Supervisor of Solid Waste and Recycling Johnnie King said he is doing his best to improve the UH recycling program and to ensure that all campus bins are collected in a timely manner.
But some faculty, staff and students are unsure about how the program works, what items are collected and where to go with questions.
"There's no where for us to go to see the list of things they collect. I can speculate, but I don't have a clear idea of what can and can't be recycled. I wish they had a Web site or something," Honors College Business Manager Jason Gregory said.
Gregory said earlier this year there was some confusion about how often The Honors College recycling bins were emptied and who was in charge of emptying them.
When the bins began overflowing, he said he had a difficult time figuring out whom he needed to talk to.
"I called around to several different departments and no one seemed to know who was in charge," Gregory said.
When he did find King, who is not listed in the printed version of the current UH directory, he said King was extremely helpful and visited the college.
Because The Honors College is located on the second floor of the M.D. Anderson Memorial Library, King assumed The Honors College staff had access to the library loading dock where the library staff places its full bins for collection.
"I think part of the problem is that people don't realize that The Honors College is separate from the library ... They were thinking we had access to the loading dock, but we don't," Gregory said.
Since then, King's staff has been making special trips to The Honors College to collect recyclables.
But keeping the campus community informed about recycling was the responsibility of the Recycling and Conservation Committee, which is part of why former Recycling and Conservation Committee Chair Stephen Barth said he wants to see it revived.
The University administration, however, has no immediate plans to do so.
Student Government Association College of Liberal Arts and Social Sciences Senator David Rosen said he thinks a recycling committee is a matter worthy of SGA consideration.
"I think we need to talk about that," Rosen said.

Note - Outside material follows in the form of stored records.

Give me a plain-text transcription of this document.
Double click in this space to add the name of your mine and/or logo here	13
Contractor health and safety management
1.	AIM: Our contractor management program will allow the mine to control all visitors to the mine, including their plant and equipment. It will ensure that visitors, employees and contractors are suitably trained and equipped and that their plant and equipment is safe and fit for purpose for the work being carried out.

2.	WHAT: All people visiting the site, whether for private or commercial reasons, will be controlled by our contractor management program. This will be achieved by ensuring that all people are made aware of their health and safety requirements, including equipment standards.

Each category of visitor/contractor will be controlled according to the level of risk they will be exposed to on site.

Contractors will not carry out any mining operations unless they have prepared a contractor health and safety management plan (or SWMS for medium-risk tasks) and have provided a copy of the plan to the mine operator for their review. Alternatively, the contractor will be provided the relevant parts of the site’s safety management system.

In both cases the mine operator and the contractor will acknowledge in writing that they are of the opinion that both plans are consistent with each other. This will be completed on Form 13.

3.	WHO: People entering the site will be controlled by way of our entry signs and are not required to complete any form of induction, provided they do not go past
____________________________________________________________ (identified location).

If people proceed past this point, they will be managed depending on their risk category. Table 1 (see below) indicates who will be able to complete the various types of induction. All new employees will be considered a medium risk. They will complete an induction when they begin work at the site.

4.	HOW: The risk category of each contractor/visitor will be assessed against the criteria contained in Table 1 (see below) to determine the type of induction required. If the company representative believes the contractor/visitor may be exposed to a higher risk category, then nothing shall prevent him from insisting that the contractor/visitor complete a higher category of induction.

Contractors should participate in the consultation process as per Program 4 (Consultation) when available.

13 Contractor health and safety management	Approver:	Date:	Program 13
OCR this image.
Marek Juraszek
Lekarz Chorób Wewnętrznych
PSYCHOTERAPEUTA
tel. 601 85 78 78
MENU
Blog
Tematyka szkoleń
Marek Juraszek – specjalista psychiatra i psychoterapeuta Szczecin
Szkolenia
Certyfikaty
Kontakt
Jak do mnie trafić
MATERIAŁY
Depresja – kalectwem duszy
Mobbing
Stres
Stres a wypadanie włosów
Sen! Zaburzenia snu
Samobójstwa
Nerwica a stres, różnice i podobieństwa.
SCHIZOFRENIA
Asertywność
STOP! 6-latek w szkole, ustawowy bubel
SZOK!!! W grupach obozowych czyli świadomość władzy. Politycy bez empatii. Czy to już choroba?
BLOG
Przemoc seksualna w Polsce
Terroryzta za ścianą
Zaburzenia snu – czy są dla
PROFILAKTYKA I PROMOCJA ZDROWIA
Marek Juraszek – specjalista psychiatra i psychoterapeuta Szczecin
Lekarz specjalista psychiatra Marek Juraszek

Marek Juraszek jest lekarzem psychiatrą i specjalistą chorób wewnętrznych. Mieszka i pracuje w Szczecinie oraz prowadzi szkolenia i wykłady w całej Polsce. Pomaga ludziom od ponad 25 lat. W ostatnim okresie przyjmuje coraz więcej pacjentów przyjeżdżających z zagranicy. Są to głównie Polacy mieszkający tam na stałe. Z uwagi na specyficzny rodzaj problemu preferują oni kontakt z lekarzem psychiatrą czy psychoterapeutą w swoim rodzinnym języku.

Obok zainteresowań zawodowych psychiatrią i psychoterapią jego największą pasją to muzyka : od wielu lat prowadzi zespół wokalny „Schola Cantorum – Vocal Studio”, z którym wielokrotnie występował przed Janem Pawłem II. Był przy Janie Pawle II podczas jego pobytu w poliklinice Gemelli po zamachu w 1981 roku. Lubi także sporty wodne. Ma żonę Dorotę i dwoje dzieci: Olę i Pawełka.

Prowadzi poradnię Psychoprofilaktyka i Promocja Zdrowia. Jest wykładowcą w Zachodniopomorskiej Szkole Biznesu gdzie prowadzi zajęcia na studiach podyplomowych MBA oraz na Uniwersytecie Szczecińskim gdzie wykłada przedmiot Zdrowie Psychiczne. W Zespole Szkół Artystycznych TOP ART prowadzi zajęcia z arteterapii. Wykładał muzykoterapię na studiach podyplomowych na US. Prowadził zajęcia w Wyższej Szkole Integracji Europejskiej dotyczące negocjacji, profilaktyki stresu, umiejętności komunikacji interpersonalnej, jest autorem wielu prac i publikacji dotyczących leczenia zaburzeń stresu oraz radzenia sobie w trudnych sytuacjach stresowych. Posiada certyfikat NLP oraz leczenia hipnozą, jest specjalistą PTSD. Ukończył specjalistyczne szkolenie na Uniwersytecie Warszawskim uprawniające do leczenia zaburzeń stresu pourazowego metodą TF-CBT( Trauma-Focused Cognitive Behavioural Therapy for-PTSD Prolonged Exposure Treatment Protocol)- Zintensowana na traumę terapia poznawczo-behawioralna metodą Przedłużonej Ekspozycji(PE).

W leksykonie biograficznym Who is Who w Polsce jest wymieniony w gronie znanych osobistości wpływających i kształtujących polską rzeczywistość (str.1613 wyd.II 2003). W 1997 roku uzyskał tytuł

In the meantime, King said he is optimistic about the future of the program and has plans to expand it to include the collection of laser printer cartridges and plastic.
He said he commends his eight-member staff, which empties campus bins and even retrieves cardboard from UH dumpsters on a regular basis, for its dedication.
"They are the ones that are really doing the good job as far as picking up the recycling. I am just the supervisor," King said. "They are the ones that are the real backbone of the recycling."